The implausibility of the charges was just one of several compelling reasons why the renowned Memorial Human Rights Centre declared him a political prisoner well before the trial.

There had been an almost unconcealed level of falsification in this case.  The officer who had supposedly found the ammunition had not been on duty that day and could not name the individuals who had instructed him to be present or their position in the law enforcement bodies. He also had no explanation for why he had also climbed onto the roof and removed the Ukrainian flag flying there.

The ammunition which the men, wandering in some unclear capacity around the Balukh home, allegedly found, had no fingerprints or other traces to indicate that any member of the family had touched them.  Most important, the ammunition in question was on the official register of weapons and ammunition in Barnaul, the Altai region of the Russian Federation, and was produced back in 1989.   Neither Balukh nor his common-law wife had been allowed to see what was going on, with the officer who effectively held Balukh prisoner during the ‘search’ unable to give a sensible reason for doing so.

As Balukh noted during his final words to the court on January 15, ‘searches’ had been carried out on December 8, 2016 in both the home owned by Balukh’s wife, and that owned by his mother.  Although the latter has four possible attic premises to search, these were not even opened.  This clearly indicates that the men knew where the ammunition had been planted and knew there was no need to look further.

The ‘trial’ that ended in January was an exact remake of the original ‘trial’ that ended with his conviction on  August 4, 2017.

During the appeal hearing on October 2, the High Court in occupied Crimea had revoked the sentence, having accepted the submission from lawyer Olga Dinze that Maria Bedritskaya should not have been the judge, as she had been involved in earlier (equally flawed) cases against Balukh. 

Balukh was very fleetingly released under house arrest, only to be taken back into custody on 16 January 2018, after ‘judge’ Yelena Tedeyeva from the same Razdolne District Court,  passed the same sentence as had Bedritskaya on 4 August 2017, namely 3 years and 7 months in a low security prison colony and a 10 thousand rouble fine.

During his final address on August 1, Balukh pointed out that there was in fact no criminal case, only a farce acted out by those instructed to play it to the end. His words were essentially a message for all Ukrainians and any person confronted with the possibility of retaining his liberty by betraying his principles and acting against his conscience.

 “What is happening with me is a vivid example of how the state machine works.  Nothing is sacred, no legal arguments, nothing has any effect on it, and it’s all according to the will of one or several people.  This is the first reason why I’m here. The second reason is my love for my Homeland, for everything that I am made of, my nationality, my memory of my forebears, all of them whom I know. They were Ukrainians, worthy people preserving their traditions. That was how we were raised by our mother and father. My Homeland is for me the same as my mother, my family, my children.

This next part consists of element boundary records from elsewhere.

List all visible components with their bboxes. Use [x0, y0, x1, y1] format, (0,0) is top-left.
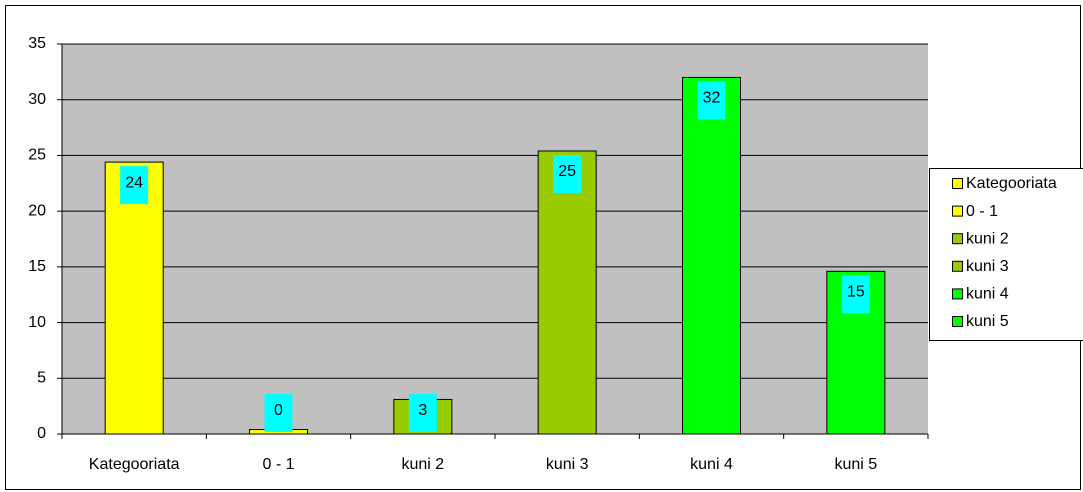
y-tick-label: 30	[28, 91, 46, 108]
x-tick-label: kuni 3	[546, 456, 589, 473]
data-label: 15	[847, 284, 865, 301]
legend-swatch	[952, 205, 963, 217]
legend-label: 0 - 1	[966, 203, 998, 220]
bar	[537, 150, 597, 435]
data-label-box	[697, 81, 726, 120]
bar	[682, 76, 741, 435]
data-label: 24	[125, 174, 143, 191]
data-label-box	[264, 394, 293, 432]
legend-swatch	[952, 288, 963, 300]
legend-swatch	[952, 233, 963, 245]
legend	[929, 168, 1083, 341]
data-label-box	[553, 154, 582, 193]
legend-swatch	[952, 260, 963, 272]
y-tick-label: 15	[28, 258, 46, 275]
plot-area	[62, 44, 928, 434]
data-label-box	[841, 275, 870, 314]
legend-label: kuni 5	[966, 313, 1009, 330]
data-label-box	[408, 394, 437, 432]
x-tick-label: Kategooriata	[89, 456, 180, 473]
y-tick-label: 20	[28, 202, 46, 219]
y-tick-label: 35	[28, 35, 46, 52]
x-tick-label: kuni 5	[834, 456, 877, 473]
y-tick-label: 10	[28, 314, 46, 331]
data-label: 3	[418, 402, 427, 419]
legend-label: Kategooriata	[966, 175, 1057, 192]
data-label: 25	[558, 163, 576, 180]
legend-swatch	[952, 178, 963, 189]
x-tick-label: kuni 4	[690, 456, 733, 473]
data-label-box	[120, 166, 149, 205]
y-tick-label: 5	[37, 370, 46, 387]
y-tick-label: 0	[37, 425, 46, 442]
x-tick-label: kuni 2	[401, 456, 444, 473]
x-tick-label: 0 - 1	[262, 456, 294, 473]
y-tick-label: 25	[28, 147, 46, 164]
legend-label: kuni 2	[966, 230, 1009, 247]
legend-label: kuni 3	[966, 258, 1009, 275]
legend-label: kuni 4	[966, 286, 1009, 303]
legend-swatch	[952, 316, 963, 327]
bar	[104, 161, 164, 435]
data-label: 32	[703, 90, 721, 107]
data-label: 0	[274, 402, 283, 419]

… I had a choice. If I had gone against my own conscience, forgotten my principles, it would have been enough to say I was guilty, become morally broken in order to avoid prison. And that individual sitting opposite me, he wouldn’t have demanded five years and a month, but some two or three years, maybe a suspended sentence, just give in.

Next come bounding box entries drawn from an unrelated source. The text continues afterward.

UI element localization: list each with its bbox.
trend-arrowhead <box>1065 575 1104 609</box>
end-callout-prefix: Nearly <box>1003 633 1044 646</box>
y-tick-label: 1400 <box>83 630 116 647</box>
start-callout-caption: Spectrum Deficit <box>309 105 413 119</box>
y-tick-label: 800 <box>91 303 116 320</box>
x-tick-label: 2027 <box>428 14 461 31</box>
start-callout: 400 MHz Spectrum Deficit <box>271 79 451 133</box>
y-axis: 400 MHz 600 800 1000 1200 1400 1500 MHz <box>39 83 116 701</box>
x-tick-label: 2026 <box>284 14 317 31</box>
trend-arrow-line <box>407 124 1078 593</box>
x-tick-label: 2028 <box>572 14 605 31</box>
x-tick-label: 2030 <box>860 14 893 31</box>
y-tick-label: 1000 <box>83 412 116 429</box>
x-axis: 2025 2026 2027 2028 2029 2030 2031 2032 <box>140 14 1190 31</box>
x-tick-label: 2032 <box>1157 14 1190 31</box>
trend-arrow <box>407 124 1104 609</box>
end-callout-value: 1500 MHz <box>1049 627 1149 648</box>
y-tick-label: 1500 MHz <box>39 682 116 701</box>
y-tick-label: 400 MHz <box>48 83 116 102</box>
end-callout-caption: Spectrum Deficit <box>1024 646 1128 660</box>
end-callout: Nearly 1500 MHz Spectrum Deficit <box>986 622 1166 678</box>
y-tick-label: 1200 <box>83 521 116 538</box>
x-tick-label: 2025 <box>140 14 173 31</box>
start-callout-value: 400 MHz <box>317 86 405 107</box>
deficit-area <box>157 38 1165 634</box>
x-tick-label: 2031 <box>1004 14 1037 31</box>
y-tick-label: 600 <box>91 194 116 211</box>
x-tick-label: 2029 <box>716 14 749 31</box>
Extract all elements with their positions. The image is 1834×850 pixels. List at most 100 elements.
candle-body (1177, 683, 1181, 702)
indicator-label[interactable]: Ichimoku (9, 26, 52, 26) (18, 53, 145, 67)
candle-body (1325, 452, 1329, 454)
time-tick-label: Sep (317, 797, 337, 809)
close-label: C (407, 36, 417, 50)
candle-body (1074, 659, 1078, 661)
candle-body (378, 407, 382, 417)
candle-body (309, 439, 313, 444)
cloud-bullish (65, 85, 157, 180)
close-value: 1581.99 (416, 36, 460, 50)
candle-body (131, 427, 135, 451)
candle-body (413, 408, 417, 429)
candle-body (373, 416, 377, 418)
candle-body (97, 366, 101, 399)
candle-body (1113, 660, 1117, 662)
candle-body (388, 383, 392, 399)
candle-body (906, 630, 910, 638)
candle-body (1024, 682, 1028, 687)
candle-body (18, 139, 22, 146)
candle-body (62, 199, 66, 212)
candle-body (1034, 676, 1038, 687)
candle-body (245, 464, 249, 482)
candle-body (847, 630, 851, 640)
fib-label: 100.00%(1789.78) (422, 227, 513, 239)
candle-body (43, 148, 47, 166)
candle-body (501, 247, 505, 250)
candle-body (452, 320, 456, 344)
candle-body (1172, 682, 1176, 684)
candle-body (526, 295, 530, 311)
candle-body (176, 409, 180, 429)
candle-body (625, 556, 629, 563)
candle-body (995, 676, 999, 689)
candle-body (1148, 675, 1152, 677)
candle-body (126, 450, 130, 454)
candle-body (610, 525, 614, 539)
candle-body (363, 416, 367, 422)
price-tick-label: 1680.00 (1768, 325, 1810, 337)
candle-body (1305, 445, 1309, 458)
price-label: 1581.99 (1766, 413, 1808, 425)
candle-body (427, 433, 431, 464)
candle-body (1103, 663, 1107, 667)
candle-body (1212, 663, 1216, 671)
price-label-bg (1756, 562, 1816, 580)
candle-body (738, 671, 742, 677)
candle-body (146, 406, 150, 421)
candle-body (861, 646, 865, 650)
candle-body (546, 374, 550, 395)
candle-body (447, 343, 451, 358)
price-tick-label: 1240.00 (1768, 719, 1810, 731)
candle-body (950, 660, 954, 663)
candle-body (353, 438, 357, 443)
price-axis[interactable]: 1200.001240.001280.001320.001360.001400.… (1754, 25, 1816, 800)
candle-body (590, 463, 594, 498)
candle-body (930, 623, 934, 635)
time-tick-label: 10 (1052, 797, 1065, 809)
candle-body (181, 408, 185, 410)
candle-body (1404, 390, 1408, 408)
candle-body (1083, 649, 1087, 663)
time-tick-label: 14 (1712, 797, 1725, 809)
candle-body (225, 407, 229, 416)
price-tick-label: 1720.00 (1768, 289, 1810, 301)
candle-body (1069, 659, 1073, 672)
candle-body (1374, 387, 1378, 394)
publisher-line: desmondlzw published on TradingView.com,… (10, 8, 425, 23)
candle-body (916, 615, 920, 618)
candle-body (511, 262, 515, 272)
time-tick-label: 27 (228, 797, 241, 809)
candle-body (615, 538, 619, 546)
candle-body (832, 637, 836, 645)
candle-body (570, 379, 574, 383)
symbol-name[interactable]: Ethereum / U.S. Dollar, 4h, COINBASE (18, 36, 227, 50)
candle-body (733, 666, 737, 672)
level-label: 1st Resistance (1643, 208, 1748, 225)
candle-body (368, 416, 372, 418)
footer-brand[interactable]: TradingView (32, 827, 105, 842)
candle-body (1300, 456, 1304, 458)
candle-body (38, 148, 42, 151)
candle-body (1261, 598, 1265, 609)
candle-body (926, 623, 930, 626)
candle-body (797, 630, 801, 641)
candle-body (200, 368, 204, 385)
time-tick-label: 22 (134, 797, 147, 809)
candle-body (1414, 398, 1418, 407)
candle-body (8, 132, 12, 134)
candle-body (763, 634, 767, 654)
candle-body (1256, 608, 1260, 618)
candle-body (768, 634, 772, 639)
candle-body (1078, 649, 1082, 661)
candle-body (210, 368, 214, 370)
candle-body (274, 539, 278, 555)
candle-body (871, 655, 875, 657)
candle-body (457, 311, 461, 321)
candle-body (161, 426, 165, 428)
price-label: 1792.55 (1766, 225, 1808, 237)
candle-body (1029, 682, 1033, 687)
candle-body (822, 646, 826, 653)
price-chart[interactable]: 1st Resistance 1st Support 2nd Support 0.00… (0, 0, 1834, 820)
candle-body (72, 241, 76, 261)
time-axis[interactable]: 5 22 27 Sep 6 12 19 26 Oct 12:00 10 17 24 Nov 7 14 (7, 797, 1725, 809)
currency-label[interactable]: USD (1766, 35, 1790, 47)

Well, I don’t want life on earth to end, I don’t want my descendants, by that I mean the children of all Ukraine to one day reproach me for having been cowardly, shown weakness. Yes, there were objective reasons, nobody wants to go through what I’m experiencing now.  You can understand any person, but I have nonetheless lived the best years of my life, and at my age I can’t afford to show cowardice. Therefore what will happen, will happen.